In response to inquiries made in late 2008 and early 2009 by Maryland Senators Ben Cardin (D), Barbara Mikulski (D), and Senate Judiciary Committee Chair Russ Feingold (D-WI), DHS spokespersons explained that a member of the Federal Protective Service (a DHS affiliate) probably found the emails posted on the Internet and sent them to the MSP. But Pat Elder, a Bethesda school teacher who helped to organize the protests, claims that no one in DAWN posted messages on the Internet beforehand.
Dissatisfied with earlier responses from the DHS, Senators Mikulski and Feingold sent letters to Secretary Napolitano, U.S. Attorney General Eric Holder, and FBI Director Robert Mueller in February 2009. A Washington Post article later in the month quoted a DHS spokesperson as saying that the DHS and law enforcement agencies share "normal information…every day." Senators Mikulski and Feingold did not respond to the author's queries if they had received answers to their letters.
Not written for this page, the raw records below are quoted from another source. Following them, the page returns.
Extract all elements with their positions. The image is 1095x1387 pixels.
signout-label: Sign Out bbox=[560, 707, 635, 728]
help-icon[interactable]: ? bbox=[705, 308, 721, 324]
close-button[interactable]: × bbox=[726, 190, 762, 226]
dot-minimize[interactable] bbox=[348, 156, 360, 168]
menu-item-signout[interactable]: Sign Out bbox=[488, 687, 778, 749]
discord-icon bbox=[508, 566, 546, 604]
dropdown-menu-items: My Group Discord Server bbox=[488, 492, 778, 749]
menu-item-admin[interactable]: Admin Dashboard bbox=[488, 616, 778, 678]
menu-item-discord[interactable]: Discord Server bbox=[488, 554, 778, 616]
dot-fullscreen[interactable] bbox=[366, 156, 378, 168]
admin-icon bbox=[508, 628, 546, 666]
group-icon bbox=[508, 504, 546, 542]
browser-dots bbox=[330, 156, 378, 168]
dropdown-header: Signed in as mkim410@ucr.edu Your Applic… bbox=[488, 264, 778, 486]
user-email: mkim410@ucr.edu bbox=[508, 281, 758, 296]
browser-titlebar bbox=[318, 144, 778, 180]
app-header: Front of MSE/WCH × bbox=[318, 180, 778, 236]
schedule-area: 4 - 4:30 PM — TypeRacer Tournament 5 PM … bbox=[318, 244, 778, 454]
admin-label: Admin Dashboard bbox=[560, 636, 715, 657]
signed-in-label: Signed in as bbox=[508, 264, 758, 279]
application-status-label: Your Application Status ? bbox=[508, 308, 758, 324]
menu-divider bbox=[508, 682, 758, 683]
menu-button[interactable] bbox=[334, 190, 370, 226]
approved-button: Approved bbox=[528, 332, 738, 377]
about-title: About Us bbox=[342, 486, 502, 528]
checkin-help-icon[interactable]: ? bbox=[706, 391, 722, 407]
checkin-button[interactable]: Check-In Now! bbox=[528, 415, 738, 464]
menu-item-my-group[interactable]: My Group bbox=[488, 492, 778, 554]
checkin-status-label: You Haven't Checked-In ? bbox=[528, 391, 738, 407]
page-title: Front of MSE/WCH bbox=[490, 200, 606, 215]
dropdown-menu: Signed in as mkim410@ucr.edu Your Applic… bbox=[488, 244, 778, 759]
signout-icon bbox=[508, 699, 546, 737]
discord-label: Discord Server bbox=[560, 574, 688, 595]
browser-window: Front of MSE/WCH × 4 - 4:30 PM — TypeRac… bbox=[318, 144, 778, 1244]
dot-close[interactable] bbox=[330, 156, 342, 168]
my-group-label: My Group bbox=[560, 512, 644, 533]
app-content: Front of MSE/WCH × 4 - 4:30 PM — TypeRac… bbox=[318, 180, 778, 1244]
On May 20, 2010, the Chief Counsel of the Senate Judiciary Committee told me that he could not find a record of the response to Senator Cardin. He commented that responses to senators are sometimes "confidential."
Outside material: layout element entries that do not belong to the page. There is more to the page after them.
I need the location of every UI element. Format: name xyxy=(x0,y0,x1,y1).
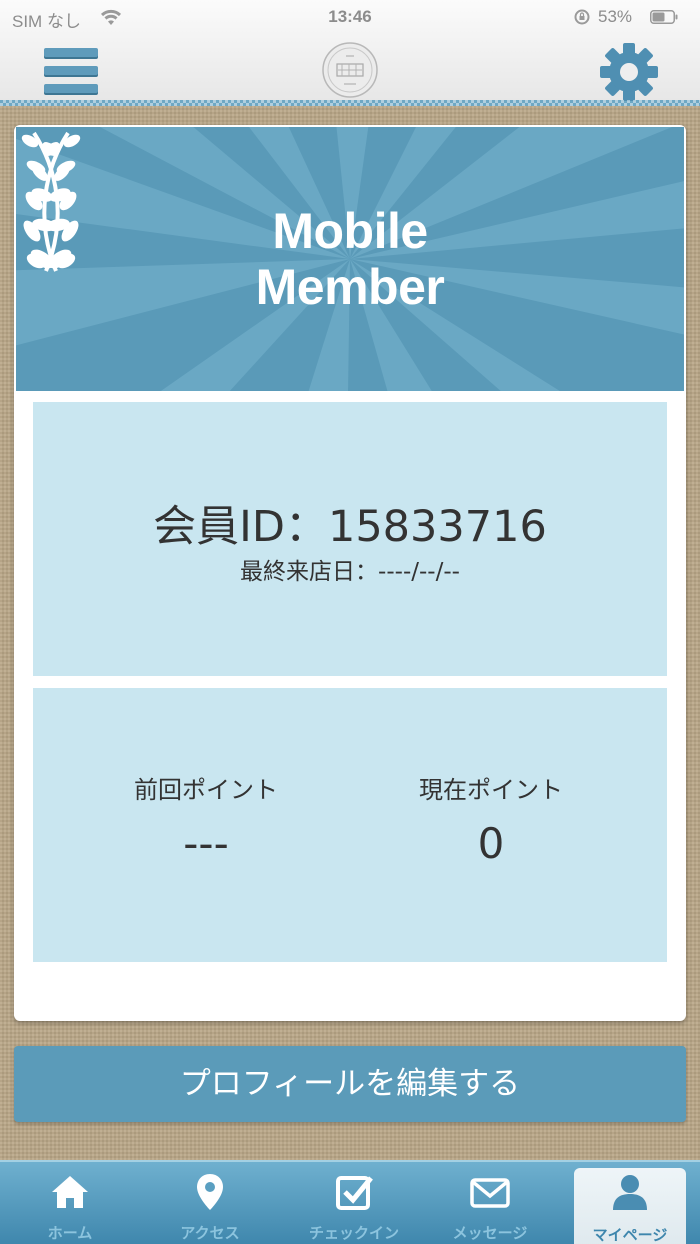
user-icon xyxy=(613,1175,647,1210)
tab-checkin[interactable]: チェックイン xyxy=(284,1162,424,1244)
app-header: SIM なし 13:46 53% xyxy=(0,0,700,106)
member-banner: Mobile Member xyxy=(16,127,684,391)
checkbox-icon xyxy=(336,1176,373,1210)
mail-icon xyxy=(470,1178,510,1208)
map-pin-icon xyxy=(197,1174,223,1210)
tab-home[interactable]: ホーム xyxy=(0,1162,140,1244)
tab-mypage[interactable]: マイページ xyxy=(574,1168,686,1244)
settings-button[interactable] xyxy=(597,40,661,104)
tab-label: マイページ xyxy=(592,1226,668,1244)
member-id: 会員ID：15833716 xyxy=(153,502,547,552)
shop-logo xyxy=(322,42,378,98)
tab-label: メッセージ xyxy=(452,1224,528,1242)
hamburger-icon xyxy=(44,48,98,57)
previous-points-value: --- xyxy=(183,819,229,868)
bottom-tab-bar: ホーム アクセス チェックイン メッセージ マイページ xyxy=(0,1160,700,1244)
points-panel: 前回ポイント --- 現在ポイント 0 xyxy=(33,688,667,962)
tab-message[interactable]: メッセージ xyxy=(420,1162,560,1244)
tab-label: アクセス xyxy=(180,1224,240,1242)
tab-label: ホーム xyxy=(47,1224,93,1242)
status-bar: SIM なし 13:46 53% xyxy=(0,0,700,34)
previous-points: 前回ポイント --- xyxy=(76,774,336,874)
banner-title-line1: Mobile xyxy=(272,203,428,259)
gear-icon xyxy=(600,43,658,101)
battery-icon xyxy=(650,10,678,24)
member-card: Mobile Member 会員ID：15833716 最終来店日：----/-… xyxy=(14,125,686,1021)
banner-title-line2: Member xyxy=(255,259,445,315)
tab-access[interactable]: アクセス xyxy=(140,1162,280,1244)
tab-label: チェックイン xyxy=(308,1224,399,1242)
battery-percent: 53% xyxy=(598,7,633,26)
menu-button[interactable] xyxy=(40,44,102,98)
previous-points-label: 前回ポイント xyxy=(134,776,278,804)
member-id-panel: 会員ID：15833716 最終来店日：----/--/-- xyxy=(33,402,667,676)
rotation-lock-icon xyxy=(574,9,590,25)
status-time: 13:46 xyxy=(328,7,372,26)
current-points: 現在ポイント 0 xyxy=(361,774,621,874)
banner-title: Mobile Member xyxy=(16,203,684,315)
home-icon xyxy=(52,1176,88,1208)
current-points-value: 0 xyxy=(477,819,505,868)
edit-profile-button[interactable]: プロフィールを編集する xyxy=(14,1046,686,1122)
current-points-label: 現在ポイント xyxy=(419,776,563,804)
last-visit-date: 最終来店日：----/--/-- xyxy=(240,559,460,585)
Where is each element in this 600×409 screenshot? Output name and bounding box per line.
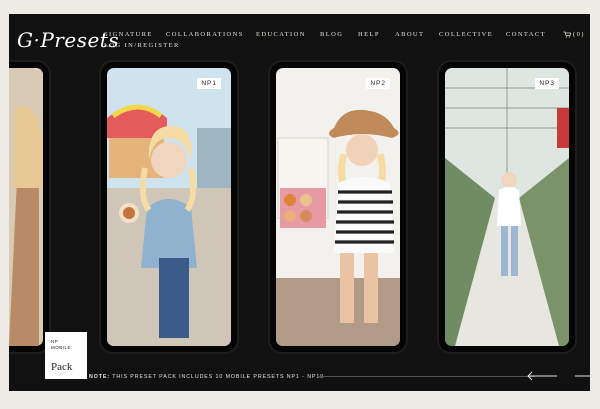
arrow-right-icon[interactable] — [575, 371, 590, 381]
nav-item-blog[interactable]: BLOG — [320, 31, 343, 38]
nav-item-contact[interactable]: CONTACT — [506, 31, 546, 38]
slider-track — [319, 376, 535, 377]
nav-item-help[interactable]: HELP — [358, 31, 380, 38]
preset-badge-np1: NP1 — [197, 78, 221, 89]
preset-photo-np2 — [276, 68, 400, 346]
nav-item-signature[interactable]: SIGNATURE — [104, 31, 153, 38]
phone-mockup-np3[interactable]: NP3 — [439, 62, 575, 352]
nav-item-collaborations[interactable]: COLLABORATIONS — [166, 31, 244, 38]
pack-card: NP MOBILE Pack — [45, 332, 87, 379]
phone-mockup-np2[interactable]: NP2 — [270, 62, 406, 352]
product-slider-frame: G·Presets SIGNATURE COLLABORATIONS EDUCA… — [9, 14, 590, 391]
pack-card-line: MOBILE — [51, 345, 72, 350]
cart-count: (0) — [573, 31, 585, 38]
note-text: THIS PRESET PACK INCLUDES 10 MOBILE PRES… — [112, 374, 325, 380]
nav-item-about[interactable]: ABOUT — [395, 31, 424, 38]
preset-badge-np2: NP2 — [366, 78, 390, 89]
login-register-link[interactable]: LOG IN/REGISTER — [104, 42, 180, 49]
nav-item-collective[interactable]: COLLECTIVE — [439, 31, 493, 38]
pack-note: NOTE: THIS PRESET PACK INCLUDES 10 MOBIL… — [89, 374, 324, 380]
note-label: NOTE: — [89, 374, 110, 380]
cart-link[interactable]: (0) — [563, 31, 585, 38]
phone-mockup-np1[interactable]: NP1 — [101, 62, 237, 352]
phone-screen: NP1 — [107, 68, 231, 346]
nav-item-education[interactable]: EDUCATION — [256, 31, 306, 38]
phone-screen — [9, 68, 43, 346]
phone-mockup-partial-left[interactable] — [9, 62, 49, 352]
preset-badge-np3: NP3 — [535, 78, 559, 89]
phone-screen: NP2 — [276, 68, 400, 346]
preset-photo-np1 — [107, 68, 231, 346]
phone-screen: NP3 — [445, 68, 569, 346]
cart-icon — [563, 31, 571, 38]
preset-photo-partial-left — [9, 68, 43, 346]
pack-card-subtitle: NP MOBILE — [51, 339, 71, 351]
pack-card-title: Pack — [51, 361, 73, 373]
arrow-left-icon[interactable] — [526, 371, 558, 381]
preset-photo-np3 — [445, 68, 569, 346]
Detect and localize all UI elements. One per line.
The state of Maryland is dragging its feet in releasing all of the spy files. During a hearing of the Senate Judiciary Committee in April 2009, participants did not dwell on DHS collusion with the MSP beyond generalities. Media and public interest in the affair is evaporating even though political surveillance is becoming more deeply rooted in the domestic power structure in the guise of homeland security. Evidence of this is offered by a recent ACLU listing of ongoing surveillance in the United States (www.aclu.org). Also indicative are actions of the Obama administration in keeping with its concerns about "individuals radicalized at home," as expressed in the National Security Strategy released in May. In September 2009, for instance, the DHS made public a joint effort with the Pentagon to make classified military intelligence available to selected state and local fusion centers. Citizens should be sensitive to this danger. Consider Max Obuszewski's reaction to Governor O'Malley's pledge in the summer of 2008 that the MSP will not engage in unwarranted spying again: "It's presumably what we want to hear…. The proof, though, will be in the pudding."
Anthony B. Newkirk is a professor of history at Philander Smith College in Little Rock, Arkansas.